The state transition function in ethereum does 3 things: slot processing, epoch processing and block processing, in that order. In particular, the slot and epoch processing is done for every slot and epoch, but the block processing may be skipped. When epoch processing is done, all the epoch-related fields in the state have been written, and a new epoch can begin - it's thus reasonable to say that the epoch processing is the last thing that happens in an epoch and the block processing happens in the context of the new epoch.
The protocol favours the state root with the block applied, as both `BeaconState.state_roots` and `BeaconBlock.state_root`, thus era files follow suit.

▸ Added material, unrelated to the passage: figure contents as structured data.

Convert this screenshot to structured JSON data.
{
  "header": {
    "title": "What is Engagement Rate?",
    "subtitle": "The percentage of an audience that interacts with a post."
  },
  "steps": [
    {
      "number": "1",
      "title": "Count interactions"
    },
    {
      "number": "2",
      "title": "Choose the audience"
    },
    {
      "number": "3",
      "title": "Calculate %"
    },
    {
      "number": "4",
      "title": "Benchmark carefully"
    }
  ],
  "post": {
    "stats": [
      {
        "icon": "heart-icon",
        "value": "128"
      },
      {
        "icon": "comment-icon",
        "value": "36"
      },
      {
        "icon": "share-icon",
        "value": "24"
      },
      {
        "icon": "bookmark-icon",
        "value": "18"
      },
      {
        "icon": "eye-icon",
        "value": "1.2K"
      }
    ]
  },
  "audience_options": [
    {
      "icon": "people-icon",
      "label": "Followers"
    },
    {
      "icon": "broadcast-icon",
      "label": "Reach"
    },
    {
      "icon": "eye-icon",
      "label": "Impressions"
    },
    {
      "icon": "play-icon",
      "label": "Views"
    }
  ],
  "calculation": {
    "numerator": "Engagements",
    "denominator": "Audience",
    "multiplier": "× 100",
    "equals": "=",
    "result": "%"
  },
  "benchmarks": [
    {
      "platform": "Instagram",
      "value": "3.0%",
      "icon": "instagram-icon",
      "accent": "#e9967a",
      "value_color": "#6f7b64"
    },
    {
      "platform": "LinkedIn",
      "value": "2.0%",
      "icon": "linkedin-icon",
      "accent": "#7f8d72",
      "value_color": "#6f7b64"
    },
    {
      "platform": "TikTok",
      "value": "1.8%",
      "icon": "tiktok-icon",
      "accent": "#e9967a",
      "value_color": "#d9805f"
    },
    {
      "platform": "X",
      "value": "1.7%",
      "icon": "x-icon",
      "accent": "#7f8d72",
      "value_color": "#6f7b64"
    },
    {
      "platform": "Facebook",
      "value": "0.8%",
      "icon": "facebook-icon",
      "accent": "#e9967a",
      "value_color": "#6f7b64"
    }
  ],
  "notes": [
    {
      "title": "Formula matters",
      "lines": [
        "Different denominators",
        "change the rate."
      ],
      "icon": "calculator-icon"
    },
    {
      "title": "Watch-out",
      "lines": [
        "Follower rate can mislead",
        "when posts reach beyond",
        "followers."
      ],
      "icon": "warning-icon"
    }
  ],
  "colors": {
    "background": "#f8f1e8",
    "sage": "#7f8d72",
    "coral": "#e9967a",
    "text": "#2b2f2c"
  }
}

The alternative that was considered is to store the state without the block applied - this has several advantages:
* the era file to be used both for future histories with and without a block at the beginning
* no special case is needed when replaying blocks from era files - all are applied in the order they appear in the era file
In the end though, the applied block state is used throughout in the protocol - given a block, the state root in the block is computed with the data from the block applied and this later gets stored in `state_roots` which forms the basis for `historical_roots`. In API:s such as the beacon API, the canonical state root of a slot is the state with the block of that slot applied, if it is part of the canonical history given by the head.
## How can block roots be accessed without computing them?
Each era file contains a full `BeaconState` object whose `block_roots` field corresponds to the block contents of the file. The easiest way to access the roots is to read the "header" of the `BeaconState` without reading all fields.
## Why is length `uint32`?
Offsets in `SSZ` are `uint32` thus from a practical point of view, any one SSZ object may generally not exceed that size.
A future entry type can introduce chunking should larger entries be needed, or spill the remaining size bytes into `reserved`, effectively turning the encoding of the length into a fictive `uint48` type.